Im Klartext: Das Millionen-Projekt wurde ohne Basis-Abklärungen auf die Bahn geschickt.

Die Sonnenschirme fehlten nicht

Eine weitere, wenig erfreuliche Note im ganzen Debakel war dann noch, dass der Stadtrat nach all den abgesoffenen Projekten die Lido-Badi schliessen wollte. Nach einer Petition musste er das aber wieder zurücknehmen. Dazu verkündete Stadtpräsident Stöckling vor dem Stadtforum am 13. Februar 2020 künftigen Freieintritt für die Badi-Gäste. Das kostete die Steuerzahler 120'000 Franken. Stöckling führte dazu aus, es gebe Gratiseintritt, weil die Badi-Kasse, die Sonnenschirme und die Liegestühle nicht mehr da seien.
Das aber war falsch. Alles war vorhanden, was der Stadtpräsident bei seinem Besuch einen Monat zuvor in der Badi höchstpersönlich gesehen hatte.

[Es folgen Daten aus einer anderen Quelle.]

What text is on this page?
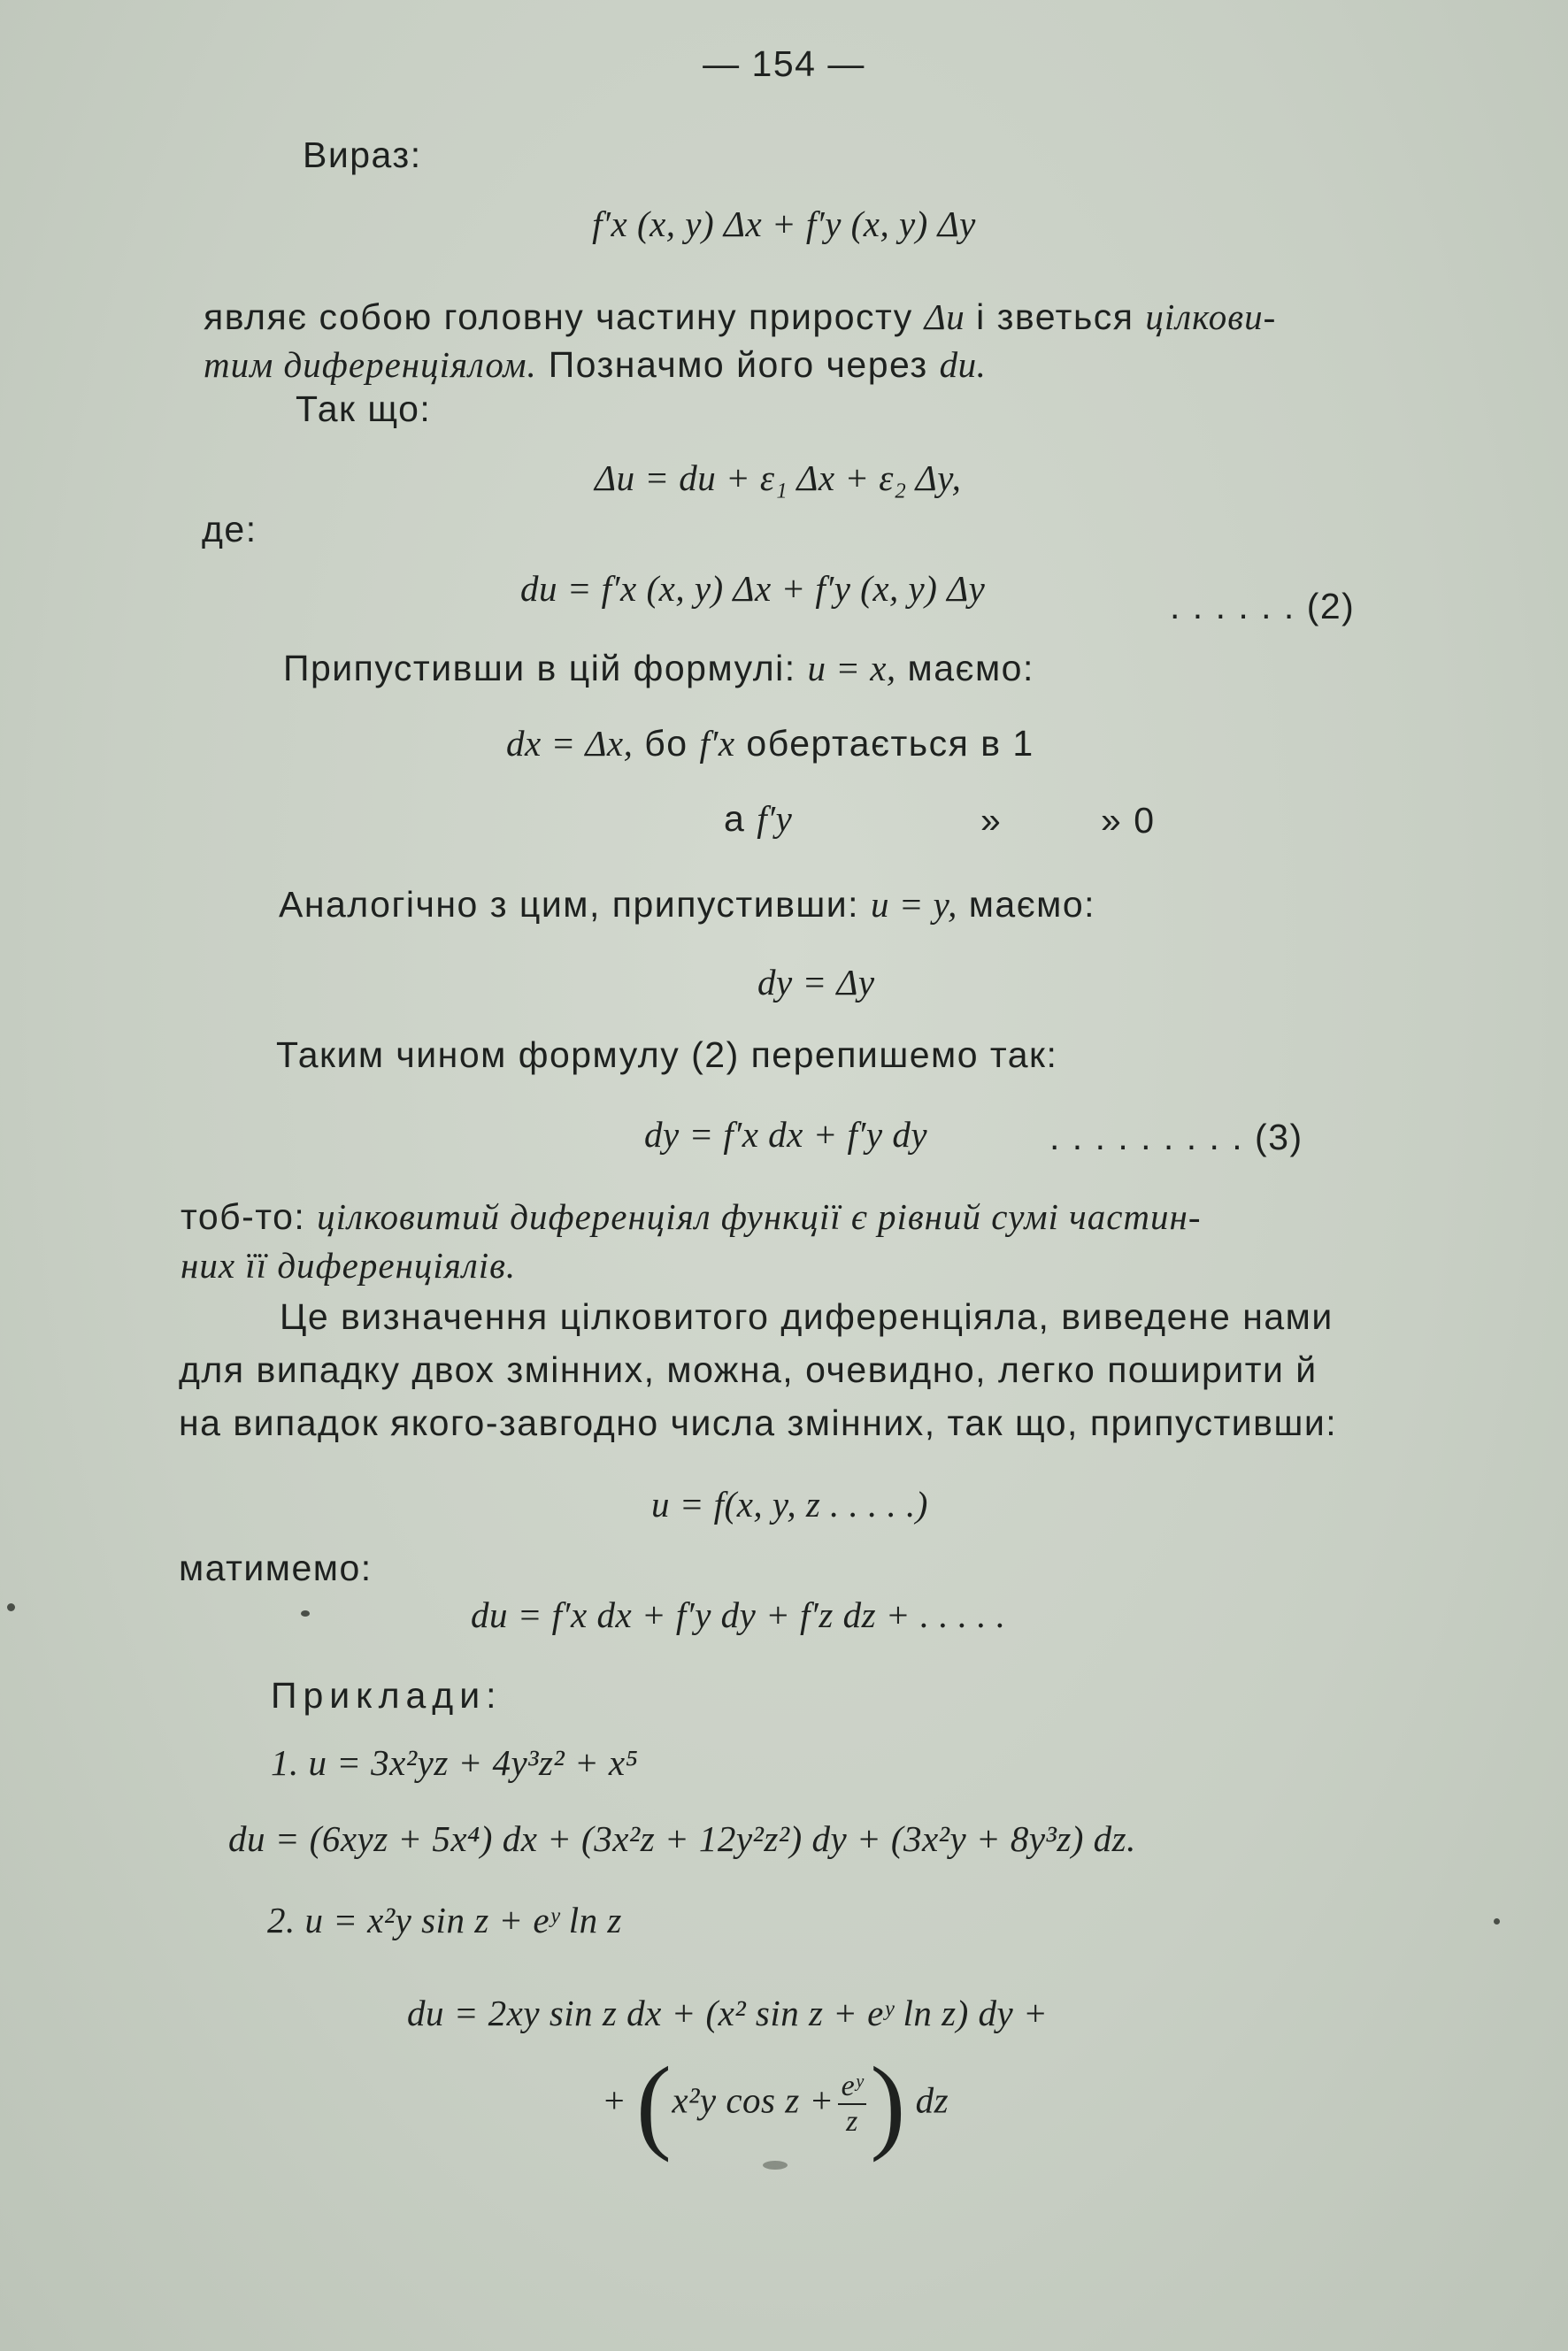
— 154 —
Вираз:
f′x (x, y) Δx + f′y (x, y) Δy
являє собою головну частину приросту Δu і зветься цілкови-
тим диференціялом. Позначмо його через du.
Так що:
Δu = du + ε₁ Δx + ε₂ Δy,
де:
du = f′x (x, y) Δx + f′y (x, y) Δy	. . . . . . (2)
Припустивши в цій формулі: u = x, маємо:
dx = Δx, бо f′x обертається в 1
а f′y	»	» 0
Аналогічно з цим, припустивши: u = y, маємо:
dy = Δy
Таким чином формулу (2) перепишемо так:
dy = f′x dx + f′y dy	. . . . . . . . . (3)
тоб-то: цілковитий диференціял функції є рівний сумі частин-
них її диференціялів.
Це визначення цілковитого диференціяла, виведене нами
для випадку двох змінних, можна, очевидно, легко поширити й
на випадок якого-завгодно числа змінних, так що, припустивши:
u = f(x, y, z . . . . .)
матимемо:
du = f′x dx + f′y dy + f′z dz + . . . . .
Приклади:
1. u = 3x²yz + 4y³z² + x⁵
du = (6xyz + 5x⁴) dx + (3x²z + 12y²z²) dy + (3x²y + 8y³z) dz.
2. u = x²y sin z + eʸ ln z
du = 2xy sin z dx + (x² sin z + eʸ ln z) dy +
+ (x²y $\cos z + \frac{\text{eʸ}}{z}$ ) dz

Das Leben der Steuerzahler ist knüppelhart

Um den Kreis zu schliessen: Im Dezember 2021 wurde dem Stadtrat von der Bürgerversammlung der Projektierungskredit in Höhe von 600'000 Franken für den später geplanten provisorischen Ausbau der Badi Lido in einem Kostenumfang von gut 7 Millionen Franken verweigert.

Wie es nun bei der Badi, bei der Lakers-Trainingshalle, beim offenen Eisfeld, beim Hallenbad und der Bootshalle, die alle mit dem Eisstadion zusammenhängen und das aber irgendwann abgebrochen werden soll, weitergehen soll, darauf darf man gespannt sein. Die Detailplanung dazu soll jetzt beginnen.

Das Leben der Steuerzahler in Rapperswil-Jona ist knüppelhart.